Dronavalli Harika is a chess grandmaster from Guntur district of Andhra Pradesh. She won the Asian Individual Women Chess Championship. Her achievements include the Commonwealth Women's Championship (2006, 2007, 2010), World Youth Chess Championship titles (2004), Bronze medal in 2010 Asian Games in Woman's individual rapid event, second Indian woman Grandmaster (after Koneru Humpy). She was awarded the Arjuna Award in 2007.

== Weight lifting ==

Karnam Malleswari, the first female Indian to win an Olympic medal, hails from Srikakulam district of Andhra Pradesh. She won the bronze medal on 19 September 2000, in the 69 kg category with a lift of 240 kg. Dandamudi Rajagopal Rao, the first male Indian to win 13 Year national weightlifting champion.

== Badminton ==

Pullela Gopichand, is a former Indian badminton player. He won the All England Open Badminton Championships (2001), to becoming the second Indian to achieve it after Prakash Padukone.

He won his National Badminton Championship 5 times in a row (1996-2000).

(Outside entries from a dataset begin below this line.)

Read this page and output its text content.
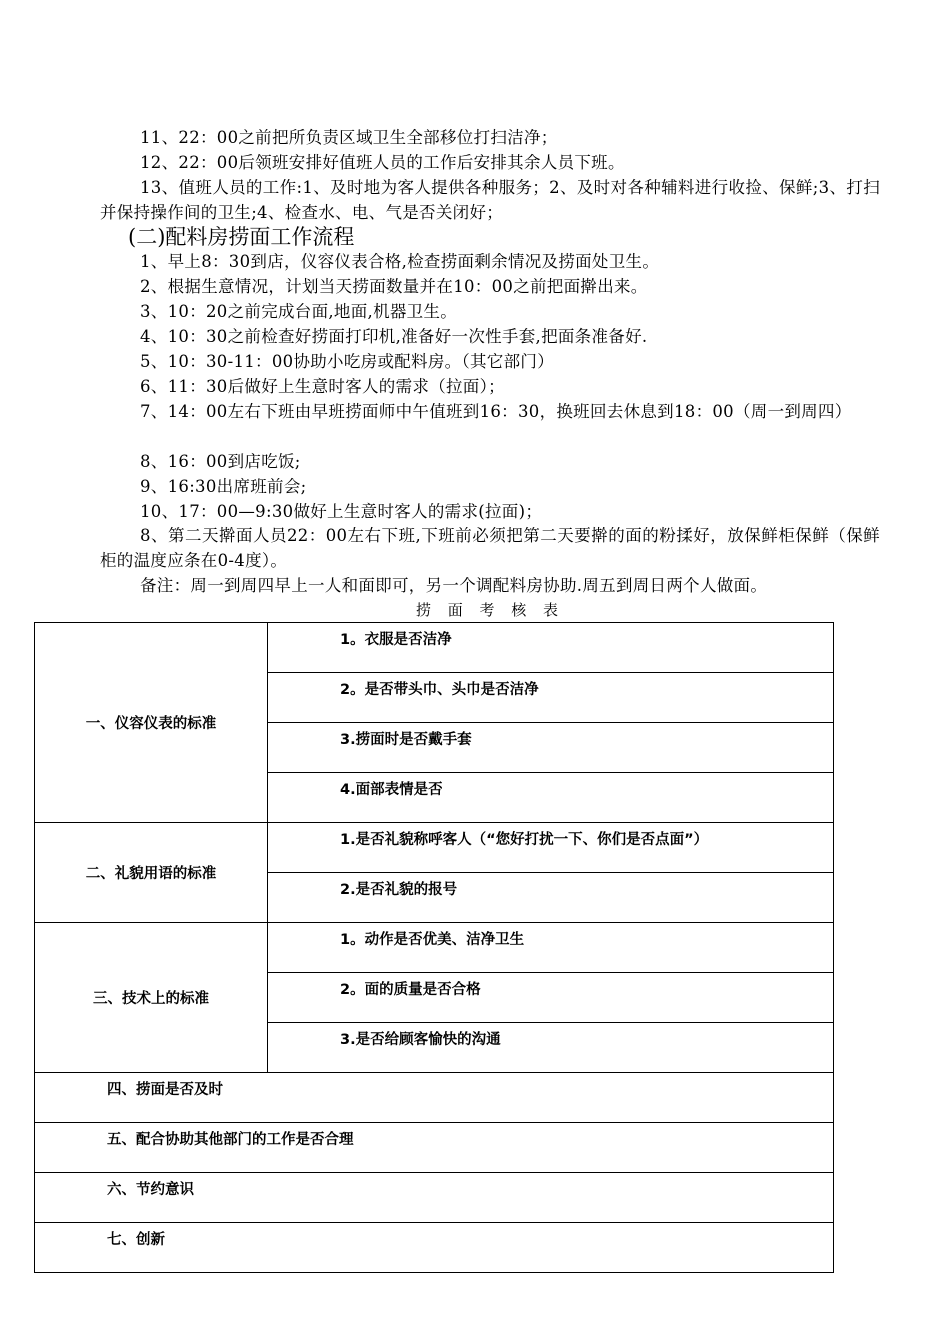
11、22：00之前把所负责区域卫生全部移位打扫洁净；

12、22：00后领班安排好值班人员的工作后安排其余人员下班。

13、值班人员的工作:1、及时地为客人提供各种服务；2、及时对各种辅料进行收捡、保鲜;3、打扫并保持操作间的卫生;4、检查水、电、气是否关闭好；

(二)配料房捞面工作流程

1、早上8：30到店，仪容仪表合格,检查捞面剩余情况及捞面处卫生。

2、根据生意情况，计划当天捞面数量并在10：00之前把面擀出来。

3、10：20之前完成台面,地面,机器卫生。

4、10：30之前检查好捞面打印机,准备好一次性手套,把面条准备好.

5、10：30-11：00协助小吃房或配料房。（其它部门）

6、11：30后做好上生意时客人的需求（拉面）；

7、14：00左右下班由早班捞面师中午值班到16：30，换班回去休息到18：00（周一到周四）

8、16：00到店吃饭;

9、16:30出席班前会;

10、17：00—9:30做好上生意时客人的需求(拉面)；

8、第二天擀面人员22：00左右下班,下班前必须把第二天要擀的面的粉揉好，放保鲜柜保鲜（保鲜柜的温度应条在0-4度）。

备注：周一到周四早上一人和面即可，另一个调配料房协助.周五到周日两个人做面。

捞 面 考 核 表
一、仪容仪表的标准	1。衣服是否洁净
	2。是否带头巾、头巾是否洁净
	3.捞面时是否戴手套
	4.面部表情是否
二、礼貌用语的标准	1.是否礼貌称呼客人（“您好打扰一下、你们是否点面”）
	2.是否礼貌的报号
三、技术上的标准	1。动作是否优美、洁净卫生
	2。面的质量是否合格
	3.是否给顾客愉快的沟通
四、捞面是否及时	
五、配合协助其他部门的工作是否合理	
六、节约意识	
七、创新	
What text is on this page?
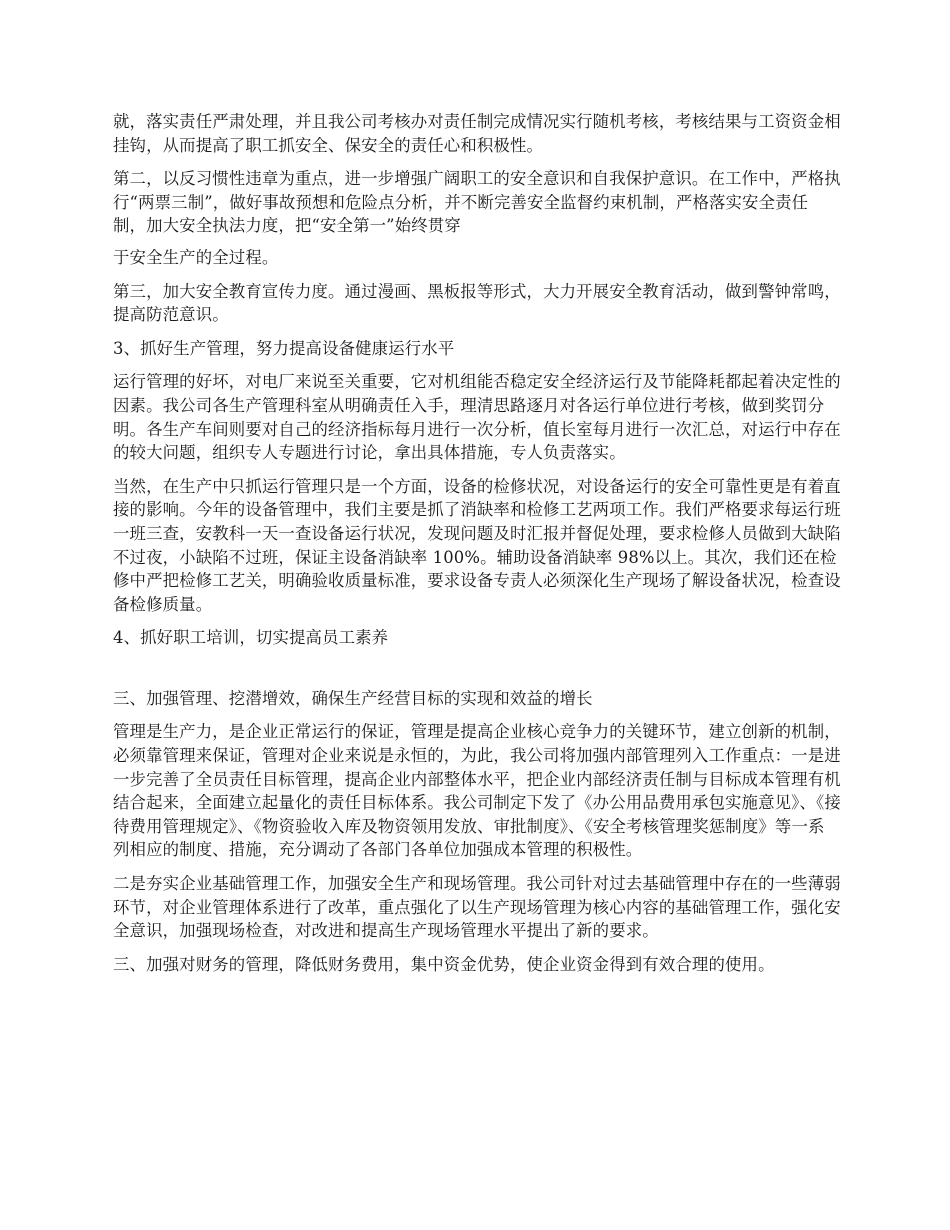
就，落实责任严肃处理，并且我公司考核办对责任制完成情况实行随机考核，考核结果与工资资金相挂钩，从而提高了职工抓安全、保安全的责任心和积极性。

第二，以反习惯性违章为重点，进一步增强广阔职工的安全意识和自我保护意识。在工作中，严格执行“两票三制”，做好事故预想和危险点分析，并不断完善安全监督约束机制，严格落实安全责任制，加大安全执法力度，把“安全第一”始终贯穿

于安全生产的全过程。

第三，加大安全教育宣传力度。通过漫画、黑板报等形式，大力开展安全教育活动，做到警钟常鸣，提高防范意识。

3、抓好生产管理，努力提高设备健康运行水平

运行管理的好坏，对电厂来说至关重要，它对机组能否稳定安全经济运行及节能降耗都起着决定性的因素。我公司各生产管理科室从明确责任入手，理清思路逐月对各运行单位进行考核，做到奖罚分明。各生产车间则要对自己的经济指标每月进行一次分析，值长室每月进行一次汇总，对运行中存在的较大问题，组织专人专题进行讨论，拿出具体措施，专人负责落实。

当然，在生产中只抓运行管理只是一个方面，设备的检修状况，对设备运行的安全可靠性更是有着直接的影响。今年的设备管理中，我们主要是抓了消缺率和检修工艺两项工作。我们严格要求每运行班一班三查，安教科一天一查设备运行状况，发现问题及时汇报并督促处理，要求检修人员做到大缺陷不过夜，小缺陷不过班，保证主设备消缺率 100%。辅助设备消缺率 98%以上。其次，我们还在检修中严把检修工艺关，明确验收质量标准，要求设备专责人必须深化生产现场了解设备状况，检查设备检修质量。

4、抓好职工培训，切实提高员工素养

三、加强管理、挖潜增效，确保生产经营目标的实现和效益的增长

管理是生产力，是企业正常运行的保证，管理是提高企业核心竞争力的关键环节，建立创新的机制，必须靠管理来保证，管理对企业来说是永恒的，为此，我公司将加强内部管理列入工作重点：一是进一步完善了全员责任目标管理，提高企业内部整体水平，把企业内部经济责任制与目标成本管理有机结合起来，全面建立起量化的责任目标体系。我公司制定下发了《办公用品费用承包实施意见》、《接待费用管理规定》、《物资验收入库及物资领用发放、审批制度》、《安全考核管理奖惩制度》等一系列相应的制度、措施，充分调动了各部门各单位加强成本管理的积极性。

二是夯实企业基础管理工作，加强安全生产和现场管理。我公司针对过去基础管理中存在的一些薄弱环节，对企业管理体系进行了改革，重点强化了以生产现场管理为核心内容的基础管理工作，强化安全意识，加强现场检查，对改进和提高生产现场管理水平提出了新的要求。

三、加强对财务的管理，降低财务费用，集中资金优势，使企业资金得到有效合理的使用。
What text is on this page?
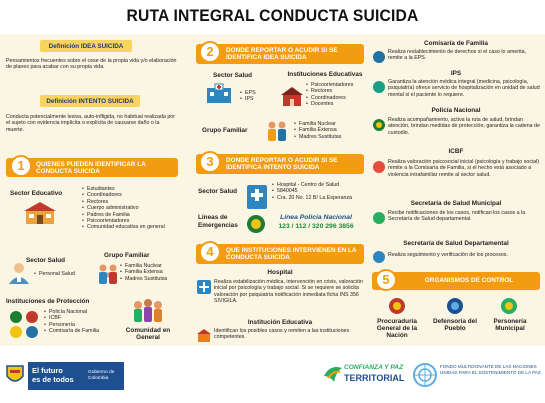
RUTA INTEGRAL CONDUCTA SUICIDA
Definición IDEA SUICIDA
Pensamientos frecuentes sobre el cese de la propia vida y/o elaboración de planes para acabar con su propia vida.
Definición INTENTO SUICIDA
Conducta potencialmente lesiva, auto-infligida, no habitual realizada por el sujeto con evidencia implícita o explícita de causarse daño o la muerte.
QUIENES PUEDEN IDENTIFICAR LA CONDUCTA SUICIDA
1
Sector Educativo
• Estudiantes
• Coordinadores
• Rectores
• Cuerpo administrativo
• Padres de Familia
• Psicoorientadores
• Comunidad educativa en general
Sector Salud
• Personal Salud
Grupo Familiar
• Familia Nuclear
• Familia Extensa
• Madres Sustitutas
Instituciones de Protección
• Policía Nacional
• ICBF
• Personería
• Comisaría de Familia	Comunidad en General
DONDE REPORTAR O ACUDIR SI SE IDENTIFICA IDEA SUICIDA
2
Sector Salud
• EPS
• IPS
Instituciones Educativas
• Psicoorientadores
• Rectores
• Coordinadores
• Docentes
Grupo Familiar
• Familia Nuclear
• Familia Extensa
• Madres Sustitutas
DONDE REPORTAR O ACUDIR SI SE IDENTIFICA INTENTO SUICIDA
3
Sector Salud
• Hospital - Centro de Salud
• 5840045
• Cra. 20 No. 12 B/ La Esperanza
Líneas de Emergencias
Línea Policía Nacional
123 / 112 / 320 296 3856
QUE INSTITUCIONES INTERVIENEN EN LA CONDUCTA SUICIDA
4
Hospital
Realiza estabilización médica, intervención en crisis, valoración inicial por psicología y trabajo social. Si se requiere se solicita valoración por psiquiatría notificación inmediata ficha INS 356 SIVIGILA.
Institución Educativa
Identifican los posibles casos y remiten a las instituciones competentes.
Comisaría de Familia
Realiza restablecimiento de derechos si el caso lo amerita, remite a la EPS.
IPS
Garantiza la atención médica integral (medicina, psicología, psiquiatría) ofrece servicio de hospitalización en unidad de salud mental si el paciente lo requiere.
Policía Nacional
Realiza acompañamiento, activa la ruta de salud, brindan atención, brindan medidas de protección, garantiza la cadena de custodio.
ICBF
Realiza valoración psicosocial inicial (psicología y trabajo social) remite a la Comisaría de Familia, si el hecho está asociado a violencia intrafamiliar remite al sector salud.
Secretaría de Salud Municipal
Recibe notificaciones de los casos, notifican los casos a la Secretaría de Salud departamental.
Secretaría de Salud Departamental
Realiza seguimiento y verificación de los procesos.
ORGANISMOS DE CONTROL
5
Procuraduría General de la Nación
Defensoría del Pueblo
Personería Municipal
El futuro
es de todos
Gobierno de Colombia
CONFIANZA Y PAZ
TERRITORIAL
FONDO MULTIDONANTE DE LAS NACIONES UNIDAS PARA EL SOSTENIMIENTO DE LA PAZ
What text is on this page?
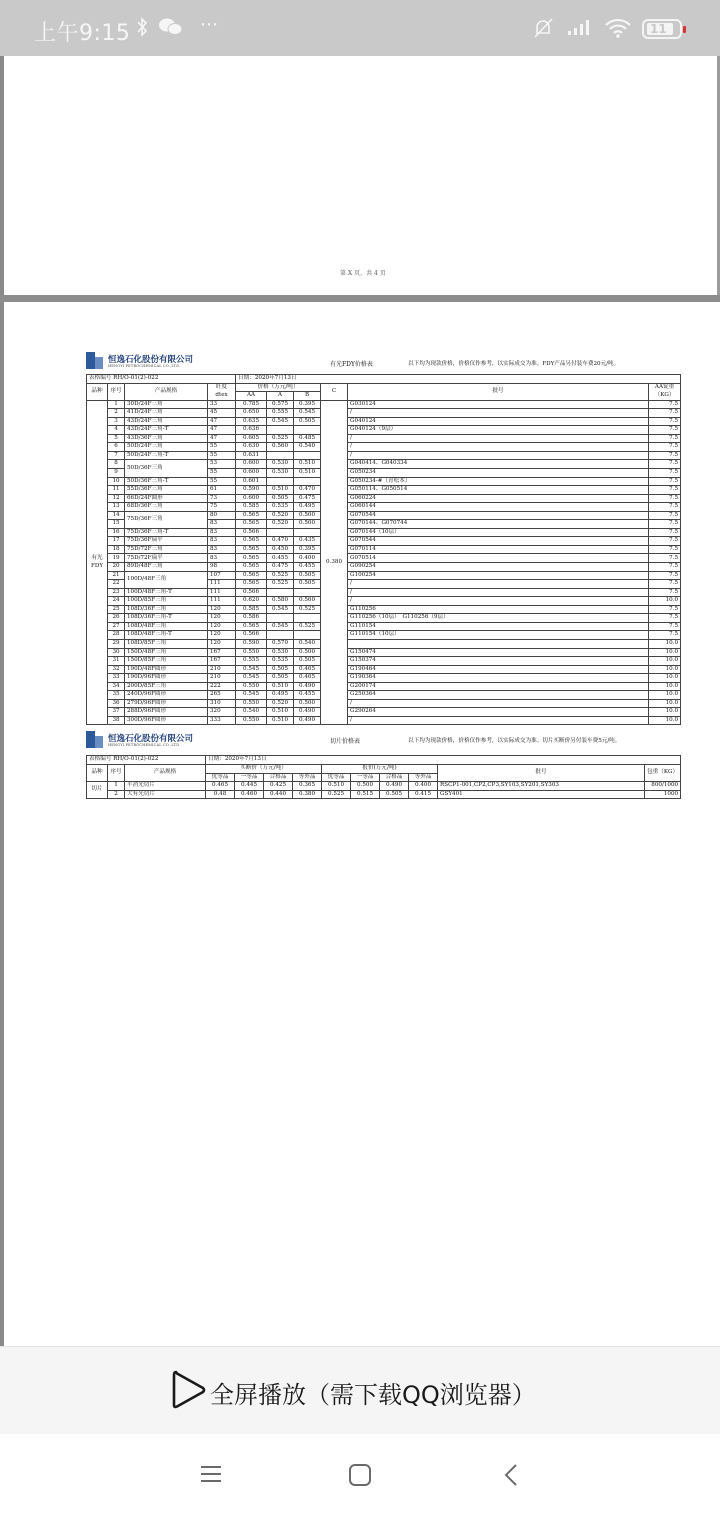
上午9:15	···	11
第 X 页，共 4 页
恒逸石化股份有限公司
HENGYI PETROCHEMICAL CO.,LTD.	有光FDY价格表	以下均为现款价格，价格仅作参考，以实际成交为准。FDY产品另付装车费20元/吨。
表格编号 RH/O-01(2)-022				日期：2020年7月13日					
品种	序号	产品规格	纤度dtex	价格（万元/吨）			C	批号	AA锭重（KG）
				AA	A	B			
有光FDY	1	30D/24F三角	33	0.785	0.575	0.395	0.380	G030124	7.5
	2	41D/24F三角	45	0.650	0.555	0.545		/	7.5
	3	43D/24F三角	47	0.635	0.545	0.505		G040124	7.5
	4	43D/24F三角-T	47	0.636				G040124（9层）	7.5
	5	43D/36F三角	47	0.605	0.525	0.485		/	7.5
	6	50D/24F三角	55	0.630	0.560	0.540		/	7.5
	7	50D/24F三角-T	55	0.631				/	7.5
	8	50D/36F三角	53	0.600	0.530	0.510		G040414、G040334	7.5
	9		55	0.600	0.530	0.510		G050234	7.5
	10	50D/36F三角-T	55	0.601				G050234-#（青松本）	7.5
	11	55D/36F三角	61	0.590	0.510	0.470		G050114、G050514	7.5
	12	66D/24F圆形	73	0.600	0.505	0.475		G060224	7.5
	13	68D/36F三角	75	0.585	0.535	0.495		G060144	7.5
	14	75D/36F三角	80	0.565	0.520	0.500		G070544	7.5
	15		83	0.565	0.520	0.500		G070144、G070744	7.5
	16	75D/36F三角-T	83	0.566				G070144（10层）	7.5
	17	75D/36F扁平	83	0.565	0.470	0.435		G070544	7.5
	18	75D/72F三角	83	0.565	0.450	0.395		G070114	7.5
	19	75D/72F扁平	83	0.565	0.455	0.400		G070514	7.5
	20	89D/48F三角	98	0.565	0.475	0.455		G090254	7.5
	21	100D/48F三角	107	0.565	0.525	0.505		G100254	7.5
	22		111	0.565	0.525	0.505		/	7.5
	23	100D/48F三角-T	111	0.566				/	7.5
	24	100D/85F三角	111	0.620	0.580	0.560		/	10.0
	25	108D/36F三角	120	0.585	0.545	0.525		G110256	7.5
	26	108D/36F三角-T	120	0.586				G110256（10层）　G110256（9层）	7.5
	27	108D/48F三角	120	0.565	0.545	0.525		G110154	7.5
	28	108D/48F三角-T	120	0.566				G110154（10层）	7.5
	29	108D/85F三角	120	0.590	0.570	0.540			10.0
	30	150D/48F三角	167	0.550	0.530	0.500		G150474	10.0
	31	150D/85F三角	167	0.555	0.535	0.505		G150374	10.0
	32	190D/48F圆形	210	0.545	0.505	0.465		G190464	10.0
	33	190D/96F圆形	210	0.545	0.505	0.465		G190364	10.0
	34	200D/85F三角	222	0.550	0.510	0.490		G200174	10.0
	35	240D/96F圆形	265	0.545	0.495	0.455		G250364	10.0
	36	279D/96F圆形	310	0.550	0.520	0.500		/	10.0
	37	288D/96F圆形	320	0.540	0.510	0.490		G290264	10.0
	38	300D/96F圆形	333	0.550	0.510	0.490		/	10.0
恒逸石化股份有限公司
HENGYI PETROCHEMICAL CO.,LTD.	切片价格表	以下均为现款价格，价格仅作参考，以实际成交为准。切片买断价另付装车费5元/吨。
表格编号 RH/O-01(2)-022			日期：2020年7月13日									
品种	序号	产品规格	买断价（万元/吨）				报价(万元/吨)				批号	包重（KG）
			优等品	一等品	合格品	等外品	优等品	一等品	合格品	等外品		
切片	1	半消光切片	0.465	0.445	0.425	0.365	0.510	0.500	0.490	0.400	RSCP1-001,CP2,CP3,SY103,SY201,SY303	800/1000
	2	大有光切片	0.48	0.460	0.440	0.380	0.525	0.515	0.505	0.415	GSY401	1000
全屏播放（需下载QQ浏览器）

He won two gold and one silver at the Indian national games (1998), Toulouze open championship in France (1999) and the Scottish Open championship. He won many awards namely Arjuna Award (1999), Rajiv Gandhi Khel Ratna (2001), Padma Shri (2005), Dronacharya Award (2009), Padma Bhushan (2014)

Chetan Anand is a badminton player from Vijayawada. Chetan Anand was a four time National Badminton champion in 2004, 2007, 2008 and 2010.